M20 - Trifid nebula
M20 - Trifid nebula: The Trifid Nebula is one of several bright nebulae in the southern, summer milky way. It is easily seen with a small telescope or even binoculars if you know where to look. The trifid name comes from the three divisions seen in the reddish emission part of the nebula. Also prominent is the blue reflection nebula and the dusty "dark" nebula.
Other Catalogs: Barnard 85
Right Ascension: 18 hrs 2 m
Declination: -23° 2'
Apparent Magnitude: 6.3
Date: July 2010
Telescope: Meade 16" Schmidt Cassegrain with f6.3 reducer (at f6.0)
Camera: SBIG ST-10XE
L: 58x1 minute, binned 1x1
R:G:B: 12x3 minutes, binned 2x2
The camera was at -30°C to -35°C, over several nights.
Processing Notes: Data acquisition with CCDSoft. Reduced and aligned in CCDStack. Subs combined in Sigma Beta. Arcsine stretch import of L into Photoshop. Adjusted curves and levels. Slight blur on the dim areas and sharpening on non-star bright areas. Faded minimum filter on the brighter stars. RGB combined in AstroArt at 1:1.1:2.0 ratio (increased blue because of atmospheric extinction). Adjusted curves and levels, and reduced noise of RGB. Both L and RGB files required "star repair" on the very bright stars. L was combined with RGB using three layers: Luminance on the bottom; desaturated RGB as a multiply(30%) layer; and RGB as a color layer on top. Final stretch and tweak in Photoshop.
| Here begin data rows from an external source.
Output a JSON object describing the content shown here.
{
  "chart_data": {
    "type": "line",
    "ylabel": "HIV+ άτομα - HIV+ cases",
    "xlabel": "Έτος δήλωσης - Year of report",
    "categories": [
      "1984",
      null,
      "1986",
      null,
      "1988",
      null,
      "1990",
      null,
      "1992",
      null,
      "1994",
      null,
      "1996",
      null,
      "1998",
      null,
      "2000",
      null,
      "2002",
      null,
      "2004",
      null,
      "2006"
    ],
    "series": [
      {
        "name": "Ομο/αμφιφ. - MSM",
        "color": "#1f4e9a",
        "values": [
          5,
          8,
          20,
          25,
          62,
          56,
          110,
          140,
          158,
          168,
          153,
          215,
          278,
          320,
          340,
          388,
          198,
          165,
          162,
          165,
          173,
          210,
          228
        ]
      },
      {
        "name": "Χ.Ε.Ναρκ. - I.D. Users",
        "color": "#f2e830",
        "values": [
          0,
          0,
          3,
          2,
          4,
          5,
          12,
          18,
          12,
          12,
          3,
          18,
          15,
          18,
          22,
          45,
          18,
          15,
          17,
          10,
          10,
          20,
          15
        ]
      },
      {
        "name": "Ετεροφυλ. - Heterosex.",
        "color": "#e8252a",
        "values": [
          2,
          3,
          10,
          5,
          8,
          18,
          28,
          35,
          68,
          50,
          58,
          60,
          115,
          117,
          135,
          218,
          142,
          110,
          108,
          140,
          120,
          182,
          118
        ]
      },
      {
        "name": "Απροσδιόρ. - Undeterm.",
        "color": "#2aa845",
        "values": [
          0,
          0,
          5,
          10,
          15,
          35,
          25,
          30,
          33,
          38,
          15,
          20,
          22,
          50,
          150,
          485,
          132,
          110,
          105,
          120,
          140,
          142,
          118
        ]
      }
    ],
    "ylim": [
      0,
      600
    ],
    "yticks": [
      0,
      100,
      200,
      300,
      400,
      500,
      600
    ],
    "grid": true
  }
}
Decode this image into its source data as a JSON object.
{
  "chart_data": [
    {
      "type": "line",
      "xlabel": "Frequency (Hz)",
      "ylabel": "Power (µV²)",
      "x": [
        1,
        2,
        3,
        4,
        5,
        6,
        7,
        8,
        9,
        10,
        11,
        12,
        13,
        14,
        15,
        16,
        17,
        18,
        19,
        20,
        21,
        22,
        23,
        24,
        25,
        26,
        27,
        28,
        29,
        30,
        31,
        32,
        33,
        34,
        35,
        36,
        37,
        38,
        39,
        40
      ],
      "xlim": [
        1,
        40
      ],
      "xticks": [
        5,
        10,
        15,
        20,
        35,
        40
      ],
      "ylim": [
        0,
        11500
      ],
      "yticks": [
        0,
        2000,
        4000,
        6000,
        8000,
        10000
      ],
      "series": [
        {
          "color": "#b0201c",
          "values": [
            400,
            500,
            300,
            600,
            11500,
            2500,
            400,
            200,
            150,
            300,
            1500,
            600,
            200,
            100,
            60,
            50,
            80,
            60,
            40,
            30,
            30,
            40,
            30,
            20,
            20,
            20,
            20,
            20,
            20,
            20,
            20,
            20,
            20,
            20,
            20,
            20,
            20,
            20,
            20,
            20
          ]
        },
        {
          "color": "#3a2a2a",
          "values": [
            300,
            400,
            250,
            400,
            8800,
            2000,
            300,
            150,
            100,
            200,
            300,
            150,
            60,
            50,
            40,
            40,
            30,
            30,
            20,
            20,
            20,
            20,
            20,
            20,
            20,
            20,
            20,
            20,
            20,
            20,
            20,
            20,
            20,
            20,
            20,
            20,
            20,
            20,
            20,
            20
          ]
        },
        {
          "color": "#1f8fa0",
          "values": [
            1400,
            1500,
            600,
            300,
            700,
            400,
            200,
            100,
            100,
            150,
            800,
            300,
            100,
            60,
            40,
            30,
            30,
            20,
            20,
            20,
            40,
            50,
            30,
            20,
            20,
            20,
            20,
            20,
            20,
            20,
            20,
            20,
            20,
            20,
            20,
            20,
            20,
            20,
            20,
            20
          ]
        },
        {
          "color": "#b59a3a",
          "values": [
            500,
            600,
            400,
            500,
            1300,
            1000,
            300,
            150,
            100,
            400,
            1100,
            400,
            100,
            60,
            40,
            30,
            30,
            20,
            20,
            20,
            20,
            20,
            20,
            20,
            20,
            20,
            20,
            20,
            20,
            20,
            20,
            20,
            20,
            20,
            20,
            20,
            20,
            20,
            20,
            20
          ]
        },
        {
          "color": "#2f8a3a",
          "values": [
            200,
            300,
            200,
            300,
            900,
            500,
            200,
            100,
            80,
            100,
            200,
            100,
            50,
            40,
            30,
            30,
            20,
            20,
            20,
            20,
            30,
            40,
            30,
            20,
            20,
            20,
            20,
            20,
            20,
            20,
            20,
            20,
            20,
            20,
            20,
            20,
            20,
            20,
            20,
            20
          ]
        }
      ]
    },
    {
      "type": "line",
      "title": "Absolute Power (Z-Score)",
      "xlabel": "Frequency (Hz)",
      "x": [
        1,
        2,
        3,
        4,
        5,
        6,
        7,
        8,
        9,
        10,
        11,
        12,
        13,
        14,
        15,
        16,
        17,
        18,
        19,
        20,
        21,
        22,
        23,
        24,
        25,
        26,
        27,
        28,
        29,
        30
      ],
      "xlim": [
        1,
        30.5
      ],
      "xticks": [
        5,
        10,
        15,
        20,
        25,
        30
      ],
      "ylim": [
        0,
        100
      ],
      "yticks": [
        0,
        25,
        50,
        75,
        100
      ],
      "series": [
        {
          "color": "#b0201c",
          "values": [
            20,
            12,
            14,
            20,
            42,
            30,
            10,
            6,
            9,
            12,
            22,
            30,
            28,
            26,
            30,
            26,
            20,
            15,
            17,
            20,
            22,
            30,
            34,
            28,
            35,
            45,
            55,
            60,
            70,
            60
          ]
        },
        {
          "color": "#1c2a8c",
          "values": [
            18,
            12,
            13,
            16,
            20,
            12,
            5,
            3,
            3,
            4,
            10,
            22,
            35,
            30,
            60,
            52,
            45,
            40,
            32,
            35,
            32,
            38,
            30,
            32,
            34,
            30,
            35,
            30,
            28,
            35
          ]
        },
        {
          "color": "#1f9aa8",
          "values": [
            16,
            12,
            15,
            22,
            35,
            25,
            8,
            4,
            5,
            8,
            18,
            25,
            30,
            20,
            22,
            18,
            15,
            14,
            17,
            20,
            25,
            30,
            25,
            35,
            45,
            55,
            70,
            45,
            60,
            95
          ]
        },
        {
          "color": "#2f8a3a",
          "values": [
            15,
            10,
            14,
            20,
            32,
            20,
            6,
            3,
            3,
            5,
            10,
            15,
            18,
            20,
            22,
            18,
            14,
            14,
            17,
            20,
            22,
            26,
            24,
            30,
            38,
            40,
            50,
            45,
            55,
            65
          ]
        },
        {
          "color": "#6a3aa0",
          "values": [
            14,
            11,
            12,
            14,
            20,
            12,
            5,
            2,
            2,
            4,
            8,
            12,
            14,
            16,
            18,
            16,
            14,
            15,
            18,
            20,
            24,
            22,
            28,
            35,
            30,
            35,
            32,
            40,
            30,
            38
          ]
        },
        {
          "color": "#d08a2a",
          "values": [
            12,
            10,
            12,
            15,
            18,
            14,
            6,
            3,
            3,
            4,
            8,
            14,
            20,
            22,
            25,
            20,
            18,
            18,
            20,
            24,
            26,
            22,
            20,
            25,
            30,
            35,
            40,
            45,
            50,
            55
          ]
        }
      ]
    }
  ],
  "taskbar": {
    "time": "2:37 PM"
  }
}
Links to images of this object on other sites:
Additional Comments: A previous version of the trifid taken at the FLC observatory, using a 10" LX-200 temporarily installed in the dome in 2008 when the main circuit board for the 16" needed repair, can be seen here: http://www.fortlewis.edu/observatory/image_detail.asp?ID=90
A note on the colors: To get an emission nebula, you need very hot stars that emit ultraviolet radiation. The ultraviolet photons are energetic enough to "excite" the electron in a hydrogen atom into a higher energy state. When these excited electrons decay from one of the many higher excited states into the first excited state, the photons emitted are part of the Balmer series. The lowest energy transition in this series is going from the second to the first excited state, in which case a red, H-alpha (656.3nm) photon is emitted. Going directly from the third excited state to the first excited state, the atom will emit an H-beta photon (486.1nm). The ratio of the red H-alpha and cyan H-beta give an emission nebula its' magneta color. Note that when an electron decays to the ground state, which is a much larger energy drop, an ultraviolet photon is emitted. For more information, see: http://en.wikipedia.org/wiki/Balmer_series The blue nebular region is simply a reflection from the very hot nearby stars.